The last of the films I found enjoyable is Akakiri, a somber, melancholic tale focusing on a character not unlike Anakin Skywalker in the Prequel Trilogy. Like Anakin, Tsubaki sees terrible visions of the death of a loved one while pursuing a Sith Lord named Masago. Once he confronts Masago, Tsubaki’s vision comes true when he cuts down his love Misa. And just like Anakin, Tsubaki accepts the apprenticeship of a Sith Lord to bring his love back to life. The familiarity of the story does not detract from the impact of the visuals. Of all nine films in this anthology, this one felt the most like a Star Wars story, bittersweet and dark with just a hint of light at the end.

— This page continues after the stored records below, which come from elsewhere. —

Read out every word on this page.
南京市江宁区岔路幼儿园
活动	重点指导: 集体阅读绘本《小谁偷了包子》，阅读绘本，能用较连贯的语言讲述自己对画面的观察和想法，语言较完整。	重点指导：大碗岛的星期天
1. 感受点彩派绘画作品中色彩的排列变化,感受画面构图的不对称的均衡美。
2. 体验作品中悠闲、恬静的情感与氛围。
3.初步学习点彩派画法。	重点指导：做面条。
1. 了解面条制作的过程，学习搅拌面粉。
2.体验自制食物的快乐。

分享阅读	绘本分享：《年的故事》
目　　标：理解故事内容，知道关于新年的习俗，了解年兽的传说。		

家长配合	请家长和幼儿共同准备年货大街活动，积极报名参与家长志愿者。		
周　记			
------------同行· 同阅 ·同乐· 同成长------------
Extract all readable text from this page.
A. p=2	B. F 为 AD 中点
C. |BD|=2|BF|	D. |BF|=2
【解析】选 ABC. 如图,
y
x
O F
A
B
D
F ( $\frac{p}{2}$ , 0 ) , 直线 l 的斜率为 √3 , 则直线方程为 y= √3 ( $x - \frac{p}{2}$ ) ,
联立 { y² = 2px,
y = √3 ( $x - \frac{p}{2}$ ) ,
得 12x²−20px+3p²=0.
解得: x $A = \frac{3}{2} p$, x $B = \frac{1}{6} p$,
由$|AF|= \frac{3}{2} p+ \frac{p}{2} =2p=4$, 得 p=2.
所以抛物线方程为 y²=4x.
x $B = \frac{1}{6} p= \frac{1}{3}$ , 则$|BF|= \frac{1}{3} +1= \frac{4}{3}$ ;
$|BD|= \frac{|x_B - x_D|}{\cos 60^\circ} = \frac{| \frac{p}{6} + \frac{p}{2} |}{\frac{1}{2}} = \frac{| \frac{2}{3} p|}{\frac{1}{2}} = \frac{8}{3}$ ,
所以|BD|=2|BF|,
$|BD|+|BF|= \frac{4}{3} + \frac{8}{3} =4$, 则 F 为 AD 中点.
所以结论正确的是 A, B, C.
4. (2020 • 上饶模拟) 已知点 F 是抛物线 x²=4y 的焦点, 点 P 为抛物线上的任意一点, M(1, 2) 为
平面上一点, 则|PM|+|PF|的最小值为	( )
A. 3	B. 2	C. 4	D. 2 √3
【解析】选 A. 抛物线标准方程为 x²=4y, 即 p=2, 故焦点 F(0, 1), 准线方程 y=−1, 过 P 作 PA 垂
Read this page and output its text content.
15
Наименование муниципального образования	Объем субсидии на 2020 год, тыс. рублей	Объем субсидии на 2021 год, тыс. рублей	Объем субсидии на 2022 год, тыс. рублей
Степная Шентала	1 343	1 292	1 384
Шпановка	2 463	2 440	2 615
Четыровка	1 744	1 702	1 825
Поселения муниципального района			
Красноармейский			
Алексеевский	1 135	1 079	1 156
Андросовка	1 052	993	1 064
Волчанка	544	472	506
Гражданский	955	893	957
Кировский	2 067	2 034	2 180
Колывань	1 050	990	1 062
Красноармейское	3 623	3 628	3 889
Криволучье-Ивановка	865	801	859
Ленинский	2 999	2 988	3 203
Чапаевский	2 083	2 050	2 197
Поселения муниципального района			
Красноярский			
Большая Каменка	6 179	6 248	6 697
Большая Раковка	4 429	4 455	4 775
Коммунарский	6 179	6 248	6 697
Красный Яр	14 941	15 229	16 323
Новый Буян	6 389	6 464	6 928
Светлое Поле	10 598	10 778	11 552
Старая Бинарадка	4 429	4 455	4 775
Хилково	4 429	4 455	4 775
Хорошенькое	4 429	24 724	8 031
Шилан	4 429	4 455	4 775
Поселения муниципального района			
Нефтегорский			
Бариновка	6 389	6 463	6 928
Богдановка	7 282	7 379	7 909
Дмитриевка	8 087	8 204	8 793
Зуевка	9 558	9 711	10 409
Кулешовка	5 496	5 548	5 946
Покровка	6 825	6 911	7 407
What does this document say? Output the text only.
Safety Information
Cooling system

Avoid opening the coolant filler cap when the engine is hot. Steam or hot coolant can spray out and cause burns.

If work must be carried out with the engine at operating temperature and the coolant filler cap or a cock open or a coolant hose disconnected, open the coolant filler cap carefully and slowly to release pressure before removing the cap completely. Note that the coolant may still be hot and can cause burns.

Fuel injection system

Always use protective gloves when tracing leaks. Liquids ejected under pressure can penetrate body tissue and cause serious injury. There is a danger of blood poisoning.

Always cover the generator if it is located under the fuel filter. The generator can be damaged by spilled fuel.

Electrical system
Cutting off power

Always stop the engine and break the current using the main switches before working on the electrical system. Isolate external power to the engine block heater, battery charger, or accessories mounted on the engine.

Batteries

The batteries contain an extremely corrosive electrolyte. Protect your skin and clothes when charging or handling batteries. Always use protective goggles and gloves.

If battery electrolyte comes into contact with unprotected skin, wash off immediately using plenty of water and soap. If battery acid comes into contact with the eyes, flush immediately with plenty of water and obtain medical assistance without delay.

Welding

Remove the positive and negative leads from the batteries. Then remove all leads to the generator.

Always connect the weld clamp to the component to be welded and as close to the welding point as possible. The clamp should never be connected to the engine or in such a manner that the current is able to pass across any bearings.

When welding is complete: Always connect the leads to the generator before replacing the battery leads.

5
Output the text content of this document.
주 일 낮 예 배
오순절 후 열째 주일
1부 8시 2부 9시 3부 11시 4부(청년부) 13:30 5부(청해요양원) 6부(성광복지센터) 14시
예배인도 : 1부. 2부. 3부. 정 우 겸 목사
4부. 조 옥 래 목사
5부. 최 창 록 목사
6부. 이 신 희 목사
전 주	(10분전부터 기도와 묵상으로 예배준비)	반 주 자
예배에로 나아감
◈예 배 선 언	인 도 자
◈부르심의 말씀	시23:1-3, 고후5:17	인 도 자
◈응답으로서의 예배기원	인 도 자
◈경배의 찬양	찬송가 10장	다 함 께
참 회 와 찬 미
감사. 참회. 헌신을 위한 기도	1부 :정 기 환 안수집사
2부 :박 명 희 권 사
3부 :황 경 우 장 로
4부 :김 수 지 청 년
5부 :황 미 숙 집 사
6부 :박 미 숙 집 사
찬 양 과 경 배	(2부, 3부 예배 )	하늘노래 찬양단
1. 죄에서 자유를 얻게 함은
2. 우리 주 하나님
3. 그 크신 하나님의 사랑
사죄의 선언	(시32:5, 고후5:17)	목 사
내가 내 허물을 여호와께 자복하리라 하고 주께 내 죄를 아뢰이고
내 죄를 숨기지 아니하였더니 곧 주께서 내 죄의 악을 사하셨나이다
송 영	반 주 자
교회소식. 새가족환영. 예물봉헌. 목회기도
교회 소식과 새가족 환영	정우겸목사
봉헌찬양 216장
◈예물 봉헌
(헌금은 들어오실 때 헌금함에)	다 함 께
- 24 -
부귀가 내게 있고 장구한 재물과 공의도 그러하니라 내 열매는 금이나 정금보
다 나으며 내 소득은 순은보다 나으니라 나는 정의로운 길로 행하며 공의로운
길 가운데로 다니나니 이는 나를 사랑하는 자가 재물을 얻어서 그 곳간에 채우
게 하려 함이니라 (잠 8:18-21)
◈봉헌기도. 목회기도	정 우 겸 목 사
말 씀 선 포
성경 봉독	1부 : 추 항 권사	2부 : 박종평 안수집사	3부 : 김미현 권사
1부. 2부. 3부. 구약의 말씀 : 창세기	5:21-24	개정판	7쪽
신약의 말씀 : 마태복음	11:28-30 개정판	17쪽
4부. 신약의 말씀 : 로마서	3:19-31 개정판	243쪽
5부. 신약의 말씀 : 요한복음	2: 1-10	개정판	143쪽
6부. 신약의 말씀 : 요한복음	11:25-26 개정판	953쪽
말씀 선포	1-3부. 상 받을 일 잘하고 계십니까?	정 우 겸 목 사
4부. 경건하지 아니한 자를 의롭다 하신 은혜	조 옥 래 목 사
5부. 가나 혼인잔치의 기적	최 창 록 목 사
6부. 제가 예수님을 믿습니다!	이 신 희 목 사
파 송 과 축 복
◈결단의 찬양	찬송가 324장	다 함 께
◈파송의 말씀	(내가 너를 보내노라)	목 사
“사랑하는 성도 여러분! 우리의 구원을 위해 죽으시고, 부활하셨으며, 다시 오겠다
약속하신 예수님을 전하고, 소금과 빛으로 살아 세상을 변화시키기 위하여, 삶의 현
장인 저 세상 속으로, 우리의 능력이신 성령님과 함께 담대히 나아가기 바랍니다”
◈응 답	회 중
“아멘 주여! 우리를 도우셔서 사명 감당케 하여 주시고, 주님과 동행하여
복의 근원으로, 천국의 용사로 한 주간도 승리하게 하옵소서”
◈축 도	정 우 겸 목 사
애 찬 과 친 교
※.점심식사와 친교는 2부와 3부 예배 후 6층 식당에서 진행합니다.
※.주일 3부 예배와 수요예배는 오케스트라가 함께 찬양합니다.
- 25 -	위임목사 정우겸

The other films in the series may be fun for some but I found them rather lacking in both stakes and presentation. One of the hazards and benefits of an anthology series like this is that while you’ll find some stories that don’t speak to you at all, there are others that touch something in your imagination and heart. I’d definitely encourage fans of both anime and Star Wars to check out the series and decide for yourself which ones speak to you and which ones don’t. In the end, Star Wars is meant for all of us to enjoy, a communal legend where each of us finds meaning in a galaxy far, far away.